Dentre os artistas que participam do evento, a edição 2009 do festival Cineport conta com a ilustre presença do ator Emiliano Queiroz (foto). Nordestino do Ceará, Emiliano chega à Paraíba para ser homenageado pelo Festival de Cinema de Países de Língua Portuguesa, realizado na Usina Cultural Energisa, na capital João Pessoa. Na segunda-feira (04), foi exibido o filme “Feliz Natal”, de Selton Mello, que traz Emiliano no elenco. Mas é nesta quinta-feira (07) que o veterano ator global irá canalizar as atenções. Às 18h30, na Livraria Cineport, será lançado o livro “Emiliano Queiroz: Na Sobremesa da Vida”, escrito por sua esposa, Maria Letícia; e às 19h, na Sala Digital, será apresentado o documentário “Emiliano Queiroz”, também de Maria Letícia.

O ator conversou com a equipe da Mais Ação Entretenimento sobre o 4º Cineport e as homenagens à sua carreira. Confira abaixo o que disse Emiliano Queiroz.
Mais Ação – Qual a importância de um evento como o Cineport para o cinema e os atores?
Emiliano Queiroz – Acho que os festivais de cinema tem uma importância muito grande porque eles conseguem juntar as pessoas para um acontecimento e não só para uma ida ao cinema. Essa variedade de filmes e documentários desperta e atrai novos adeptos para o cinema. O evento é importante também pois exibe material de novos cineastas. E para o ator, no meu caso, por exemplo, o evento tem um significado festivo: de estar e conhecer novas pessoas, ver filmes que eu ainda não tive oportunidade de ver. Como um todo, é um acontecimento social e cultural da maior importância.

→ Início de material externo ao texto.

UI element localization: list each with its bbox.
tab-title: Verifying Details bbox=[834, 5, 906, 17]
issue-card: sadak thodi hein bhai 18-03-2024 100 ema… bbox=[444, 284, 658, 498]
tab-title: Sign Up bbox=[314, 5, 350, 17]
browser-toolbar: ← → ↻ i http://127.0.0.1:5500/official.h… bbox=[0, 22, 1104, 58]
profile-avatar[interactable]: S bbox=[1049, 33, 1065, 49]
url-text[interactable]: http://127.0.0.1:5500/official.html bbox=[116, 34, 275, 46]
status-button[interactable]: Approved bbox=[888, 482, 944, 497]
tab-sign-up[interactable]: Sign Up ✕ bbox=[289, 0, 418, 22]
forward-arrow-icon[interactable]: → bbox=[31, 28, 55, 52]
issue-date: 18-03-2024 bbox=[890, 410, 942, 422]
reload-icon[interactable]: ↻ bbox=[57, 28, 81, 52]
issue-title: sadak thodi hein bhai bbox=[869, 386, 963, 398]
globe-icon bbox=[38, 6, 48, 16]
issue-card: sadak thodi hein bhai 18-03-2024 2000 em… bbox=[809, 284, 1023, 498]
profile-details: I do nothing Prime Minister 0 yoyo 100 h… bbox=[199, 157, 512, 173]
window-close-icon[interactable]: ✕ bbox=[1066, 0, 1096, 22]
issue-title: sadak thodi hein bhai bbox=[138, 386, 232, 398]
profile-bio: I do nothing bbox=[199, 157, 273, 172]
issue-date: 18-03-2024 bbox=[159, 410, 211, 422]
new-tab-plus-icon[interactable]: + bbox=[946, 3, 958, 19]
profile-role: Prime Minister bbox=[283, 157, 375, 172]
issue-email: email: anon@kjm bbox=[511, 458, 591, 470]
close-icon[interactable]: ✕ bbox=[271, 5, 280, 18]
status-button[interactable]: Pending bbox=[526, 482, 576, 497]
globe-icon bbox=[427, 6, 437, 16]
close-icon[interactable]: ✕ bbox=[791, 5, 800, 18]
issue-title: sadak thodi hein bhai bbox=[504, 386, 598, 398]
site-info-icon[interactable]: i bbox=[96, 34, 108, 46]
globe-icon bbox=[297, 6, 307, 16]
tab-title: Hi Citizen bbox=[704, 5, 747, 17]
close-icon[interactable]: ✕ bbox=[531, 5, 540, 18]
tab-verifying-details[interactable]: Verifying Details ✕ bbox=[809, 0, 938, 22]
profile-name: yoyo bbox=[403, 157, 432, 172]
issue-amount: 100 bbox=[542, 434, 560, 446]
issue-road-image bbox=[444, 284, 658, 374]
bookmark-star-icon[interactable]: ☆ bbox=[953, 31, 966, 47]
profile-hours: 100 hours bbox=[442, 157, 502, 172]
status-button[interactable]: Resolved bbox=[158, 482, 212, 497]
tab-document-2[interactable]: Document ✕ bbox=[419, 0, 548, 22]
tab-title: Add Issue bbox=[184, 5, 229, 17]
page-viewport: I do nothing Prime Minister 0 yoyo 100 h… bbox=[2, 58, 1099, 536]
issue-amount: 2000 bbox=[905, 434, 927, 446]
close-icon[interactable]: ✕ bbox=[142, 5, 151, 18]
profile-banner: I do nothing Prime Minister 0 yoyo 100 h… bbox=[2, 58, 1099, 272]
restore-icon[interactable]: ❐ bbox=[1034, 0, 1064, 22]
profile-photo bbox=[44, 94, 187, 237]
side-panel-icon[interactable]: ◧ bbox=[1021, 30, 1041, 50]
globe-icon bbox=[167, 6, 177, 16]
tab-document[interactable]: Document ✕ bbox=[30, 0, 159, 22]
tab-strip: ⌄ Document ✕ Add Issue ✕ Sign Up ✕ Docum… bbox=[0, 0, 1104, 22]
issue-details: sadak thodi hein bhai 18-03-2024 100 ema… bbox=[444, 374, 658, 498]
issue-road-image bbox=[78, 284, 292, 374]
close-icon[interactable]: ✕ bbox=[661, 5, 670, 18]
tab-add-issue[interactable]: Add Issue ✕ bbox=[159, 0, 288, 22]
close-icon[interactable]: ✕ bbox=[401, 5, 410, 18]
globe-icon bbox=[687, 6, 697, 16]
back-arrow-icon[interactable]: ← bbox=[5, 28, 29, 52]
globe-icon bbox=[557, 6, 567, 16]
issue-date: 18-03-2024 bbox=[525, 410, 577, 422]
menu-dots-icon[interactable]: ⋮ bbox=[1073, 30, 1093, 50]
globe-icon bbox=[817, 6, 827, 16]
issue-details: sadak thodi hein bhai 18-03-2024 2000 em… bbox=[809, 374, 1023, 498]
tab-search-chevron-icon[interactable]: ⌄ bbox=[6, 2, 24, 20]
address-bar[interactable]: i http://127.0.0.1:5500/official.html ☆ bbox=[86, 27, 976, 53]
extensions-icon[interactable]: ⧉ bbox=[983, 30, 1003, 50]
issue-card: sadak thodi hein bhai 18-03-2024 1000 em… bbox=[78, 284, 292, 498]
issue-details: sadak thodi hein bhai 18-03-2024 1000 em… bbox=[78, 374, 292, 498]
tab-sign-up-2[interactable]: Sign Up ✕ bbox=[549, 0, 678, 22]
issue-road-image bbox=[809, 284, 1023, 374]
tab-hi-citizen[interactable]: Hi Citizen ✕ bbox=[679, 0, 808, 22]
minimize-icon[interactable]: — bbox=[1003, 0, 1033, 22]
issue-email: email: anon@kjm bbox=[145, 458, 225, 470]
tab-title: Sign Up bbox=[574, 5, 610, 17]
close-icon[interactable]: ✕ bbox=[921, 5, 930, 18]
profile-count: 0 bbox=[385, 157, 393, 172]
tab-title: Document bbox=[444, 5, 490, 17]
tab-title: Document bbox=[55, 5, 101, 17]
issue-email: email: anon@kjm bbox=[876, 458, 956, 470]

Mais Ação - Do que se trata o documentário “Emiliano Queiroz”?
Emiliano Queiroz – É um documentário inédito feito para o Canal Brasil sobre minha trajetória. Nós fizemos com depoimentos meus, e com a inclusão de várias cenas de filmes que eu fiz, poucas cenas de televisão, mas muita coisa de teatro. Há algumas preciosidades como a primeira montagem da “Ópera do Malandro”, de Chico Buarque, onde eu canto a música do Geni. Também têm cenas de “Navalha na Carne”.
Mais Ação – E como foi trabalhar com Maria Letícia na elaboração do livro “Emiliano Queiroz: Na Sobremesa da Vida”?
Emiliano Queiroz – Foi um trabalho muito bom, pois a Letícia me viu em várias fases da minha vida. Como minha esposa, ela me viu como marido, pai, avô e também como artista. Contou muito nessa publicação a intimidade construída durante o tempo de convivência. Ela costuma dizer que eu sou um ator que vai desde Mazzaropi até Selton Mello, pois trabalhei com ambos. E o livro fala sobre isso, dessa minha trajetória tanto pessoal quanto profissional, que começou lá em Aracati, Ceará.